C’est dans cette perspective que le Centre d’information et de documentation de l’ambassade d’Allemagne (CIDAL) vous propose ce dossier sur l’État social en Allemagne. Évolutif, il sera construit au fil du temps et de l’actualité. L’objectif est de faire le point sur la situation de l’État social allemand, son histoire, ses réformes et ses perspectives.
Vous trouverez dans ces pages quelques repères historiques et statistiques.
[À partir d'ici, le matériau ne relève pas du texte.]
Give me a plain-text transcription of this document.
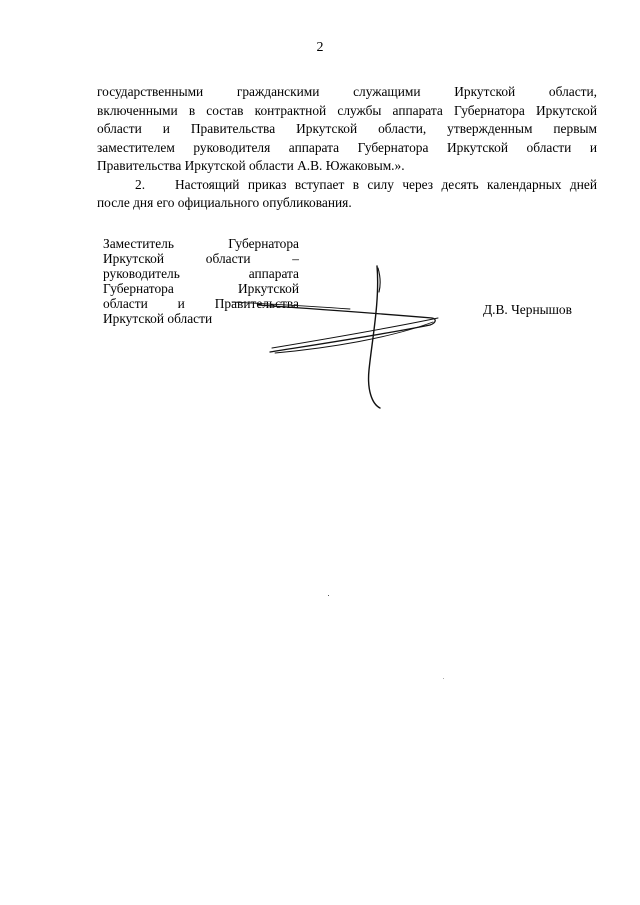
2

государственными гражданскими служащими Иркутской области,
включенными в состав контрактной службы аппарата Губернатора Иркутской
области и Правительства Иркутской области, утвержденным первым
заместителем руководителя аппарата Губернатора Иркутской области и
Правительства Иркутской области А.В. Южаковым.».

2. Настоящий приказ вступает в силу через десять календарных дней
после дня его официального опубликования.

Заместитель Губернатора
Иркутской области –
руководитель аппарата
Губернатора Иркутской
области и Правительства
Иркутской области
Д.В. Чернышов
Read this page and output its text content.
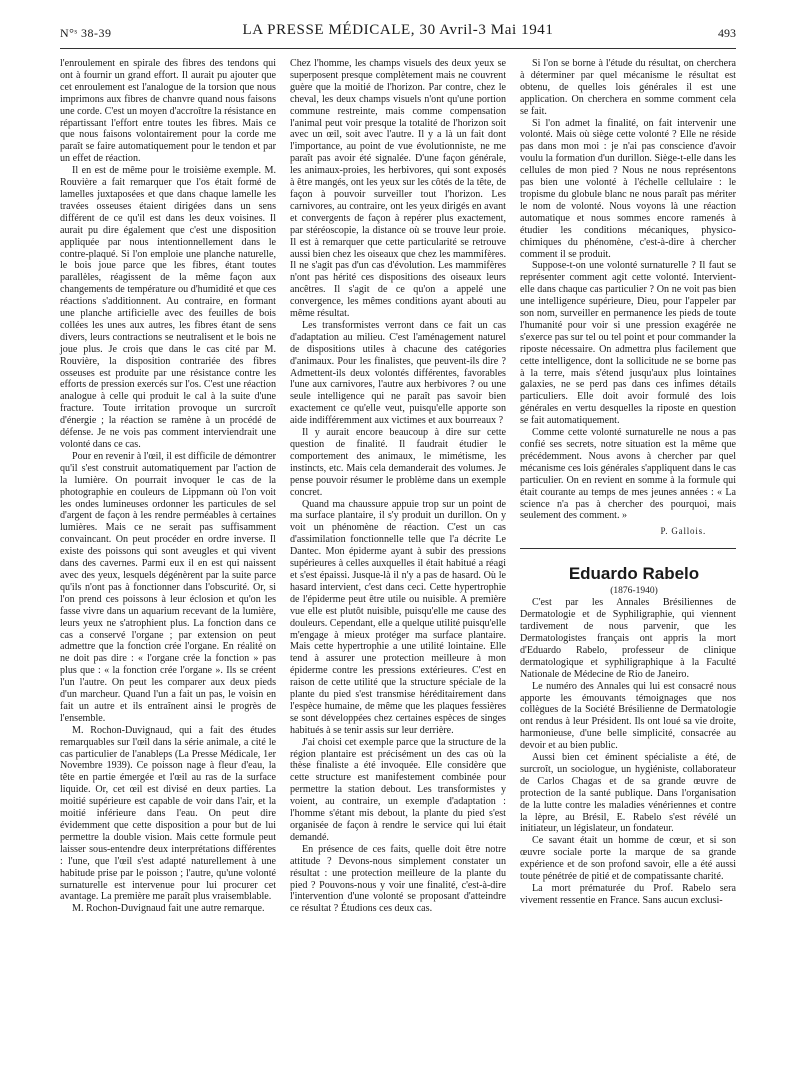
N°ˢ 38-39	LA PRESSE MÉDICALE, 30 Avril-3 Mai 1941	493

l'enroulement en spirale des fibres des tendons qui ont à fournir un grand effort. Il aurait pu ajouter que cet enroulement est l'analogue de la torsion que nous imprimons aux fibres de chanvre quand nous faisons une corde. C'est un moyen d'accroître la résistance en répartissant l'effort entre toutes les fibres. Mais ce que nous faisons volontairement pour la corde me paraît se faire automatiquement pour le tendon et par un effet de réaction.

Il en est de même pour le troisième exemple. M. Rouvière a fait remarquer que l'os était formé de lamelles juxtaposées et que dans chaque lamelle les travées osseuses étaient dirigées dans un sens différent de ce qu'il est dans les deux voisines. Il aurait pu dire également que c'est une disposition appliquée par nous intentionnellement dans le contre-plaqué. Si l'on emploie une planche naturelle, le bois joue parce que les fibres, étant toutes parallèles, réagissent de la même façon aux changements de température ou d'humidité et que ces réactions s'additionnent. Au contraire, en formant une planche artificielle avec des feuilles de bois collées les unes aux autres, les fibres étant de sens divers, leurs contractions se neutralisent et le bois ne joue plus. Je crois que dans le cas cité par M. Rouvière, la disposition contrariée des fibres osseuses est produite par une résistance contre les efforts de pression exercés sur l'os. C'est une réaction analogue à celle qui produit le cal à la suite d'une fracture. Toute irritation provoque un surcroît d'énergie ; la réaction se ramène à un procédé de défense. Je ne vois pas comment interviendrait une volonté dans ce cas.

Pour en revenir à l'œil, il est difficile de démontrer qu'il s'est construit automatiquement par l'action de la lumière. On pourrait invoquer le cas de la photographie en couleurs de Lippmann où l'on voit les ondes lumineuses ordonner les particules de sel d'argent de façon à les rendre perméables à certaines lumières. Mais ce ne serait pas suffisamment convaincant. On peut procéder en ordre inverse. Il existe des poissons qui sont aveugles et qui vivent dans des cavernes. Parmi eux il en est qui naissent avec des yeux, lesquels dégénèrent par la suite parce qu'ils n'ont pas à fonctionner dans l'obscurité. Or, si l'on prend ces poissons à leur éclosion et qu'on les fasse vivre dans un aquarium recevant de la lumière, leurs yeux ne s'atrophient plus. La fonction dans ce cas a conservé l'organe ; par extension on peut admettre que la fonction crée l'organe. En réalité on ne doit pas dire : « l'organe crée la fonction » pas plus que : « la fonction crée l'organe ». Ils se créent l'un l'autre. On peut les comparer aux deux pieds d'un marcheur. Quand l'un a fait un pas, le voisin en fait un autre et ils entraînent ainsi le progrès de l'ensemble.

M. Rochon-Duvignaud, qui a fait des études remarquables sur l'œil dans la série animale, a cité le cas particulier de l'anableps (La Presse Médicale, 1er Novembre 1939). Ce poisson nage à fleur d'eau, la tête en partie émergée et l'œil au ras de la surface liquide. Or, cet œil est divisé en deux parties. La moitié supérieure est capable de voir dans l'air, et la moitié inférieure dans l'eau. On peut dire évidemment que cette disposition a pour but de lui permettre la double vision. Mais cette formule peut laisser sous-entendre deux interprétations différentes : l'une, que l'œil s'est adapté naturellement à une habitude prise par le poisson ; l'autre, qu'une volonté surnaturelle est intervenue pour lui procurer cet avantage. La première me paraît plus vraisemblable.

M. Rochon-Duvignaud fait une autre remarque.

Chez l'homme, les champs visuels des deux yeux se superposent presque complètement mais ne couvrent guère que la moitié de l'horizon. Par contre, chez le cheval, les deux champs visuels n'ont qu'une portion commune restreinte, mais comme compensation l'animal peut voir presque la totalité de l'horizon soit avec un œil, soit avec l'autre. Il y a là un fait dont l'importance, au point de vue évolutionniste, ne me paraît pas avoir été signalée. D'une façon générale, les animaux-proies, les herbivores, qui sont exposés à être mangés, ont les yeux sur les côtés de la tête, de façon à pouvoir surveiller tout l'horizon. Les carnivores, au contraire, ont les yeux dirigés en avant et convergents de façon à repérer plus exactement, par stéréoscopie, la distance où se trouve leur proie. Il est à remarquer que cette particularité se retrouve aussi bien chez les oiseaux que chez les mammifères. Il ne s'agit pas d'un cas d'évolution. Les mammifères n'ont pas hérité ces dispositions des oiseaux leurs ancêtres. Il s'agit de ce qu'on a appelé une convergence, les mêmes conditions ayant abouti au même résultat.

Les transformistes verront dans ce fait un cas d'adaptation au milieu. C'est l'aménagement naturel de dispositions utiles à chacune des catégories d'animaux. Pour les finalistes, que peuvent-ils dire ? Admettent-ils deux volontés différentes, favorables l'une aux carnivores, l'autre aux herbivores ? ou une seule intelligence qui ne paraît pas savoir bien exactement ce qu'elle veut, puisqu'elle apporte son aide indifféremment aux victimes et aux bourreaux ?

Il y aurait encore beaucoup à dire sur cette question de finalité. Il faudrait étudier le comportement des animaux, le mimétisme, les instincts, etc. Mais cela demanderait des volumes. Je pense pouvoir résumer le problème dans un exemple concret.

Quand ma chaussure appuie trop sur un point de ma surface plantaire, il s'y produit un durillon. On y voit un phénomène de réaction. C'est un cas d'assimilation fonctionnelle telle que l'a décrite Le Dantec. Mon épiderme ayant à subir des pressions supérieures à celles auxquelles il était habitué a réagi et s'est épaissi. Jusque-là il n'y a pas de hasard. Où le hasard intervient, c'est dans ceci. Cette hypertrophie de l'épiderme peut être utile ou nuisible. A première vue elle est plutôt nuisible, puisqu'elle me cause des douleurs. Cependant, elle a quelque utilité puisqu'elle m'engage à mieux protéger ma surface plantaire. Mais cette hypertrophie a une utilité lointaine. Elle tend à assurer une protection meilleure à mon épiderme contre les pressions extérieures. C'est en raison de cette utilité que la structure spéciale de la plante du pied s'est transmise héréditairement dans l'espèce humaine, de même que les plaques fessières se sont développées chez certaines espèces de singes habitués à se tenir assis sur leur derrière.

J'ai choisi cet exemple parce que la structure de la région plantaire est précisément un des cas où la thèse finaliste a été invoquée. Elle considère que cette structure est manifestement combinée pour permettre la station debout. Les transformistes y voient, au contraire, un exemple d'adaptation : l'homme s'étant mis debout, la plante du pied s'est organisée de façon à rendre le service qui lui était demandé.

En présence de ces faits, quelle doit être notre attitude ? Devons-nous simplement constater un résultat : une protection meilleure de la plante du pied ? Pouvons-nous y voir une finalité, c'est-à-dire l'intervention d'une volonté se proposant d'atteindre ce résultat ? Étudions ces deux cas.

Si l'on se borne à l'étude du résultat, on cherchera à déterminer par quel mécanisme le résultat est obtenu, de quelles lois générales il est une application. On cherchera en somme comment cela se fait.

Si l'on admet la finalité, on fait intervenir une volonté. Mais où siège cette volonté ? Elle ne réside pas dans mon moi : je n'ai pas conscience d'avoir voulu la formation d'un durillon. Siège-t-elle dans les cellules de mon pied ? Nous ne nous représentons pas bien une volonté à l'échelle cellulaire : le tropisme du globule blanc ne nous paraît pas mériter le nom de volonté. Nous voyons là une réaction automatique et nous sommes encore ramenés à étudier les conditions mécaniques, physico-chimiques du phénomène, c'est-à-dire à chercher comment il se produit.

Suppose-t-on une volonté surnaturelle ? Il faut se représenter comment agit cette volonté. Intervient-elle dans chaque cas particulier ? On ne voit pas bien une intelligence supérieure, Dieu, pour l'appeler par son nom, surveiller en permanence les pieds de toute l'humanité pour voir si une pression exagérée ne s'exerce pas sur tel ou tel point et pour commander la riposte nécessaire. On admettra plus facilement que cette intelligence, dont la sollicitude ne se borne pas à la terre, mais s'étend jusqu'aux plus lointaines galaxies, ne se perd pas dans ces infimes détails particuliers. Elle doit avoir formulé des lois générales en vertu desquelles la riposte en question se fait automatiquement.

Comme cette volonté surnaturelle ne nous a pas confié ses secrets, notre situation est la même que précédemment. Nous avons à chercher par quel mécanisme ces lois générales s'appliquent dans le cas particulier. On en revient en somme à la formule qui était courante au temps de mes jeunes années : « La science n'a pas à chercher des pourquoi, mais seulement des comment. »

P. Gallois.

Eduardo Rabelo

(1876-1940)

C'est par les Annales Brésiliennes de Dermatologie et de Syphiligraphie, qui viennent tardivement de nous parvenir, que les Dermatologistes français ont appris la mort d'Eduardo Rabelo, professeur de clinique dermatologique et syphiligraphique à la Faculté Nationale de Médecine de Rio de Janeiro.

Le numéro des Annales qui lui est consacré nous apporte les émouvants témoignages que nos collègues de la Société Brésilienne de Dermatologie ont rendus à leur Président. Ils ont loué sa vie droite, harmonieuse, d'une belle simplicité, consacrée au devoir et au bien public.

Aussi bien cet éminent spécialiste a été, de surcroît, un sociologue, un hygiéniste, collaborateur de Carlos Chagas et de sa grande œuvre de protection de la santé publique. Dans l'organisation de la lutte contre les maladies vénériennes et contre la lèpre, au Brésil, E. Rabelo s'est révélé un initiateur, un législateur, un fondateur.

Ce savant était un homme de cœur, et si son œuvre sociale porte la marque de sa grande expérience et de son profond savoir, elle a été aussi toute pénétrée de pitié et de compatissante charité.

La mort prématurée du Prof. Rabelo sera vivement ressentie en France. Sans aucun exclusi-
Vous découvrirez également les réponses choisies par l’Allemagne dans le débat de fond sur l’avenir de l’État social en Europe. Les différents chapitres exposent la stratégie allemande face aux défis que pose l’évolution contemporaine : effets de la mondialisation, conséquences du vieillissement, montée des inégalités, etc.
Le « modèle européen » est envié dans le monde parce qu’il cherche à concilier prospérité économique et protection sociale. Mais, s’il souhaite conserver cette particularité, il doit aujourd’hui apporter des réponses durables à plusieurs interrogations :
- Comment financer un « État-providence » fort lorsque les États sont déjà endettés, voire surendettés ?
- Comment éviter que, dans le contexte de la mondialisation, le coût de la protection sociale ne devienne un handicap pour les entreprises ?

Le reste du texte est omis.